Are employee contributions exempt from PAYE?

A common query is whether employee contributions to KiwiSaver are subject to PAYE. The uncertainty is due in part to inferences on several official websites that such contributions will not attract PAYE.

Unfortunately, employee contributions to KiwiSaver are not exempt from PAYE. Employee contributions must be included in PAYE calculations. That said, the amount the employee contributes is not actually reduced by PAYE. Instead, the PAYE owing in respect of that contribution is deducted by the employer from the remainder of the employee's salary.

What this means in practice is that if an employee elects to contribute 2% (3% from 2013), of the gross wages and salary to KiwiSaver, then that full amount will be credited to the KiwiSaver account.

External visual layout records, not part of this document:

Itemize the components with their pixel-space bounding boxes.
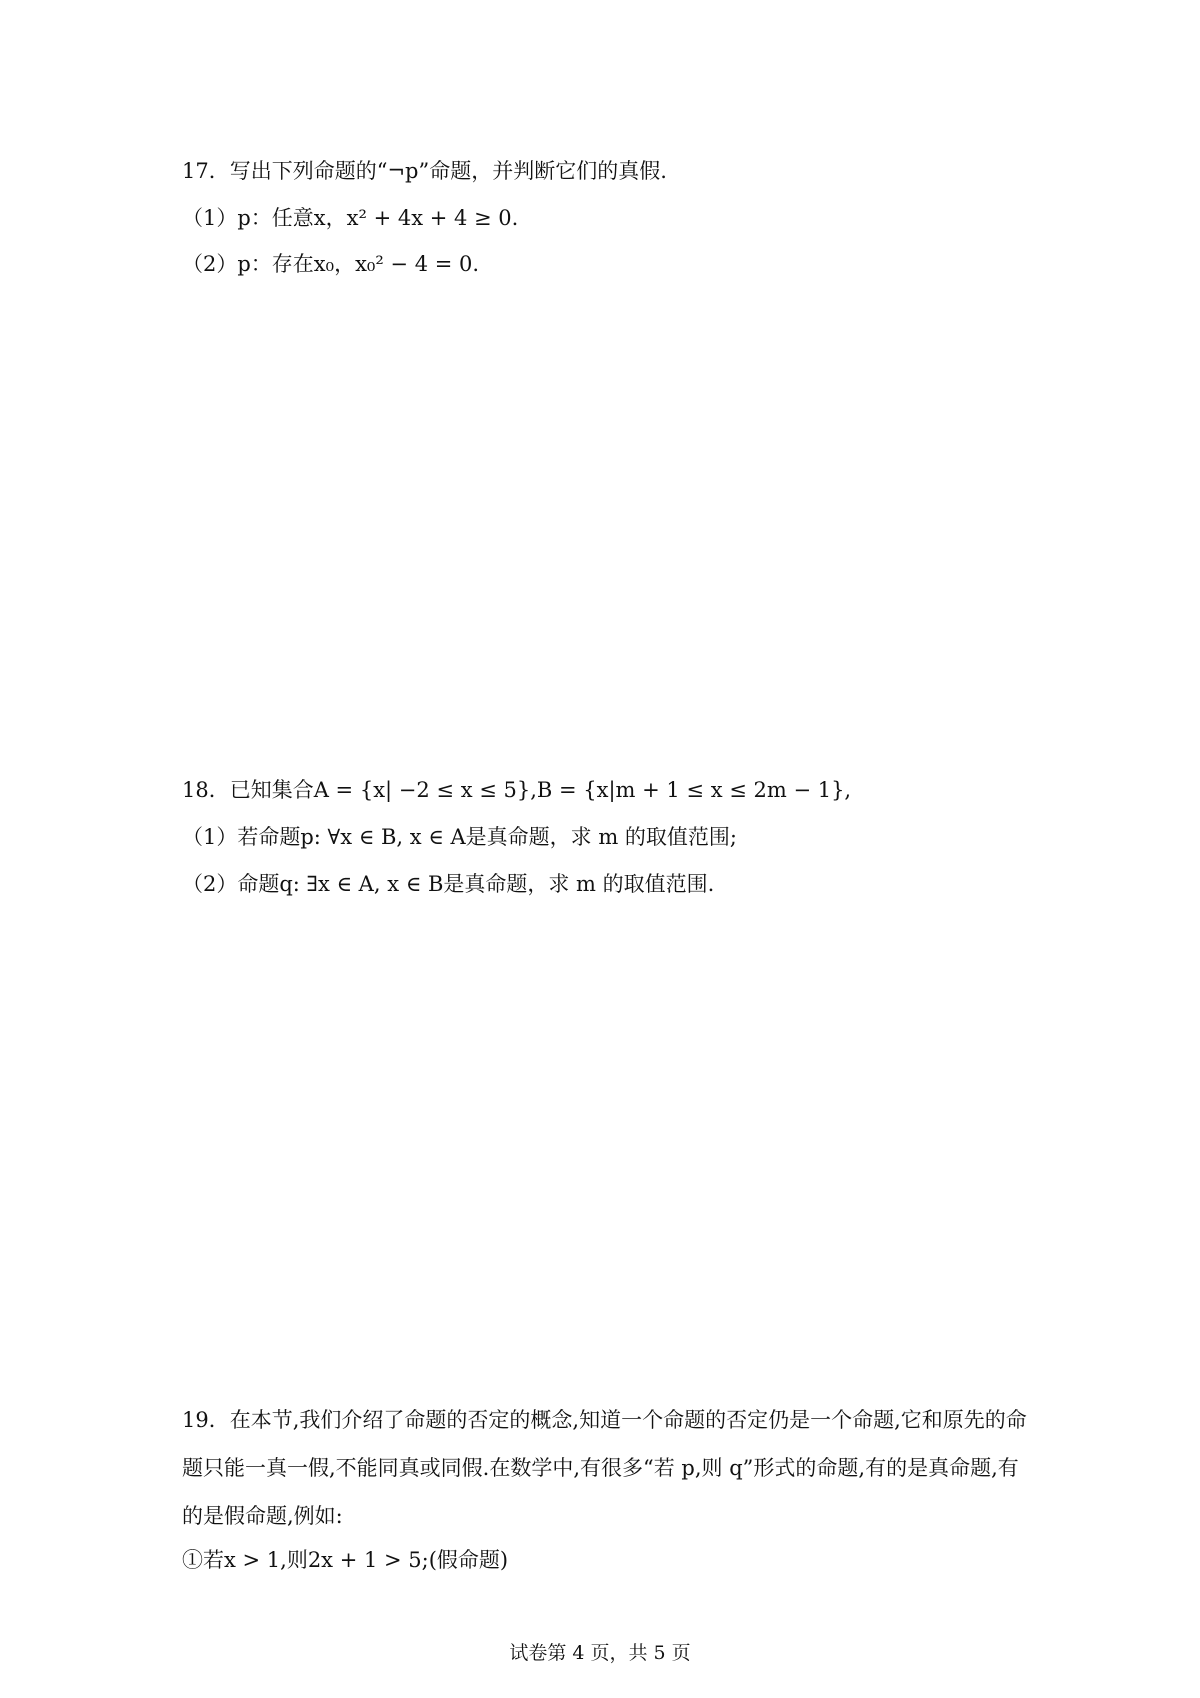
q17-part-2: （2）p：存在x₀，x₀² − 4 = 0. [182,252,480,276]
q18-stem: 18．已知集合A = {x| −2 ≤ x ≤ 5},B = {x|m + 1 ≤ x ≤ 2m − 1}, [182,778,852,802]
q18-part-2: （2）命题q: ∃x ∈ A, x ∈ B是真命题，求 m 的取值范围. [182,872,715,896]
q19-example-1: ①若x > 1,则2x + 1 > 5;(假命题) [182,1548,509,1572]
q19-paragraph: 19．在本节,我们介绍了命题的否定的概念,知道一个命题的否定仍是一个命题,它和原先的命题只能一真一假,不能同真或同假.在数学中,有很多“若 p,则 q”形式的命题,有的是真命题,有的是假命题,例如: [182,1408,1027,1528]
q17-part-1: （1）p：任意x，x² + 4x + 4 ≥ 0. [182,206,519,230]
q18-part-1: （1）若命题p: ∀x ∈ B, x ∈ A是真命题，求 m 的取值范围; [182,825,737,849]
page-footer: 试卷第 4 页，共 5 页 [509,1642,691,1664]
q17-stem: 17．写出下列命题的“¬p”命题，并判断它们的真假. [182,159,667,183]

PAYE as calculated on the gross salary (that is, including the employee contribution), will then be deducted from the remainder of that employee's salary.

Example

Assume an employee earning $2,000 per fortnight elects to make a 4% employee contribution:
•The amount of KiwiSaver contribution would be $80 per fortnight ($2,000 x 4%) and that full amount would be credited to that persons KiwiSaver account;
•If the relevant PAYE rate was 33%, the employer would then deduct $660 per fortnight ($2,000 x 33%) from the remainder of that persons salary (this is overly simplistic as it ignores the effective PAYE rate and additional items such as ACC, etc but is for illustration purposes only); and,
•As a result, the net amount received by the employee after making his or her KiwiSaver contribution would be $1,260 per fortnight.

What about where an employee's salary varies due to overtime and other penal rates?

Most salary sacrifice arrangements are relatively easy to implement if employees are on fixed salaries. The process is more complicated (but nonetheless achievable) if employees have a variable salary/wage package that includes penal rates and overtime, etc.

The objective in such a circumstance is to ensure the employee sacrifices the correct amount from both the employee's base package and any additional items the employee may otherwise become entitled to receive.